The company founder Morris Chang, widely regarded as "the godfather" of Taiwan's semiconductor industry, confirmed plans to bring its currently leading edge 3-nanometer (one billionth of a meter) process technology to its Arizona fab factory, advancing beyond the 5-nanometer technology it will deploy in the first phase of production scheduled to start in 2024.

Asked during a press conference in Taipei whether TSMC plans to produce 3-nanometer chips in the U.S., the company founder Morris Chang said: "Yes, after it begins producing 5-nanometer chips.".

"The phase 1 plan at the Phoenix plant is to manufacture 5-nanometer chips and the production of 3-nanometer chips would be in phase 2," he added.

U.S. Commerce Secretary Gina Raimondo will attend a ceremony on Dec 6 to mark equipment installation at a new $12 billion semiconductor facility near Phoenix in Arizona built by TSMC. TSMC will start making 5-nanometer chips in 2024 and produce 20,000 wafers each month.

The company first unveiled its plan to set up a semiconductor production facility in the U.S. in May 2020. The construction work started in June 2021.

While most of TSMC's 12 fabs are in Taiwan, the company has been under pressure to diversify its production base due to geopolitical tensions and moves by the U.S. to build domestic capability in chip production.

As the world's largest and most sophisticated contract chipmaker, TSMC produces the smallest, densest, and most power-efficient chips for fabless chipmakers like Advanced Micro Devices, Qualcomm, Nvidia, and Apple. The company's dominant position in 7-manometer and 5-nanometer nodes gives its pricing power currently unmatched by rivals Samsung and Intel.

The Taiwanese chipmaker, which launched the 5-nanometer process in 2020, is scheduled to set to commercial production of the 3-nanometer process at its fab in Tainan city in Taiwan.

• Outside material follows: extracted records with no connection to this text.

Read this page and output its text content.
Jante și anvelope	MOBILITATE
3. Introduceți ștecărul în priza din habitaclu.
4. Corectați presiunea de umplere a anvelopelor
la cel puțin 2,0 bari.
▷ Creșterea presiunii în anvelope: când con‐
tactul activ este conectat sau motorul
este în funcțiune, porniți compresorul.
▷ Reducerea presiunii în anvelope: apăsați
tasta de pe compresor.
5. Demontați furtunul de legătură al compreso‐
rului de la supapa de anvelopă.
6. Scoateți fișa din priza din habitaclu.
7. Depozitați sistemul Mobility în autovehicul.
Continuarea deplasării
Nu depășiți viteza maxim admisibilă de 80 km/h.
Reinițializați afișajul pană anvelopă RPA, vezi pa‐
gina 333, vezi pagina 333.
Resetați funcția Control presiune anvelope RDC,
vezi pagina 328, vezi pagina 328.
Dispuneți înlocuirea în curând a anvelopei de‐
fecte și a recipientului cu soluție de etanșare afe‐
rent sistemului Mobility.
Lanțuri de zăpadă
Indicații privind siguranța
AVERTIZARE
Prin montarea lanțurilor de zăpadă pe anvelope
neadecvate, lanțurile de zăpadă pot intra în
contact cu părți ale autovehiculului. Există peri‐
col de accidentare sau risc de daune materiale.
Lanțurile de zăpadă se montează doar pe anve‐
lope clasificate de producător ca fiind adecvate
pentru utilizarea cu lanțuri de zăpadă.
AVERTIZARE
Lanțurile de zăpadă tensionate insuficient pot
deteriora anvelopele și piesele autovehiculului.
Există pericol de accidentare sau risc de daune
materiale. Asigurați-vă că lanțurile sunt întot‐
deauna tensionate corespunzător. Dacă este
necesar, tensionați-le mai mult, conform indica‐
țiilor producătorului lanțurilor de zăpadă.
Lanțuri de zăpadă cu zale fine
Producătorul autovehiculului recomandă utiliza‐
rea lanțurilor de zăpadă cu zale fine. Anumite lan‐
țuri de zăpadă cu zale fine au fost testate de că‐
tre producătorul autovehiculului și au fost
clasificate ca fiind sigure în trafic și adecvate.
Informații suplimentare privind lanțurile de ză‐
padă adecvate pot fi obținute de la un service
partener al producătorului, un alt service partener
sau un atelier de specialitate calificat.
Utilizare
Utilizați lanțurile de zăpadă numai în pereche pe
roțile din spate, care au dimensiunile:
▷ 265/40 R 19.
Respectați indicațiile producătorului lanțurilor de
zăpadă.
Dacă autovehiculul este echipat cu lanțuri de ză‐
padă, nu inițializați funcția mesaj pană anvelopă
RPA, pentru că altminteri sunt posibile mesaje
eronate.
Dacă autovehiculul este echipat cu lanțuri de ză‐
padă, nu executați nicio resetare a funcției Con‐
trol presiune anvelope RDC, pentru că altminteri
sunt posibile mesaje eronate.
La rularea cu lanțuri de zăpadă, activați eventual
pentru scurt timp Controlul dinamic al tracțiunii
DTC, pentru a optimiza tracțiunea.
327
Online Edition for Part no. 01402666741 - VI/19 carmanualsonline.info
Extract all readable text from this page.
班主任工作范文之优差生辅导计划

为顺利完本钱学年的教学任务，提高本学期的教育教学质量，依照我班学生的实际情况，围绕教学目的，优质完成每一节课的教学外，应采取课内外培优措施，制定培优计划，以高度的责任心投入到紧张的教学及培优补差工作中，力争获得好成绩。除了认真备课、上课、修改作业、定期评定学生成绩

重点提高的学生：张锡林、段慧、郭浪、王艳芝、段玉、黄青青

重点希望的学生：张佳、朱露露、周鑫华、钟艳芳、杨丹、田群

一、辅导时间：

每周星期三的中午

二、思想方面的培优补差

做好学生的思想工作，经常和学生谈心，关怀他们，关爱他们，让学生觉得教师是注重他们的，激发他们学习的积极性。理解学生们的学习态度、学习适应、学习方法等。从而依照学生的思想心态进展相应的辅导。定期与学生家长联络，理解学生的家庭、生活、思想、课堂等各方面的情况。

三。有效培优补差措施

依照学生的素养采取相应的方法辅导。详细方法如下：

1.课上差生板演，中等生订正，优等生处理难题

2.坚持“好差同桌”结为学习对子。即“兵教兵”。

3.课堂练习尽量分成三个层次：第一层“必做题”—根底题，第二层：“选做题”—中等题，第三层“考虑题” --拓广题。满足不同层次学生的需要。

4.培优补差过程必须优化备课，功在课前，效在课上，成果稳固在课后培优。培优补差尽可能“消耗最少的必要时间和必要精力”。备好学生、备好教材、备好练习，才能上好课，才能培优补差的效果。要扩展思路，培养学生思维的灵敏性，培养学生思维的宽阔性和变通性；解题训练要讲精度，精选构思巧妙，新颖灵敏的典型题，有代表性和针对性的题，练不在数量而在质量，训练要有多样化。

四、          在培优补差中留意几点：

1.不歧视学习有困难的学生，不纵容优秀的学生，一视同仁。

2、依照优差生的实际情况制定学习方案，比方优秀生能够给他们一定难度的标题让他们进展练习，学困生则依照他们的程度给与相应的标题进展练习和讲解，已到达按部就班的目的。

TSMC is following a different approach in developing its 3-nanometer technology by adopting the FinFet transistor structure, which it expects to deliver a high level of technology maturity, performance and cost for its customers.

The company's share prices have been soaring since Warren Buffet's Berkshire Hathaway Inc disclosed on Nov 14 that it had purchased more than $4.4 billion of stock in TSMC.

In a regulatory filing to U.S. authorities, Berkshire said it owns about 60.1 million American depositary shares of the semiconductor chip manufacturer. The investment in TSMC is significant, considering that billionaire Buffet usually avoids foraying into the technology sector.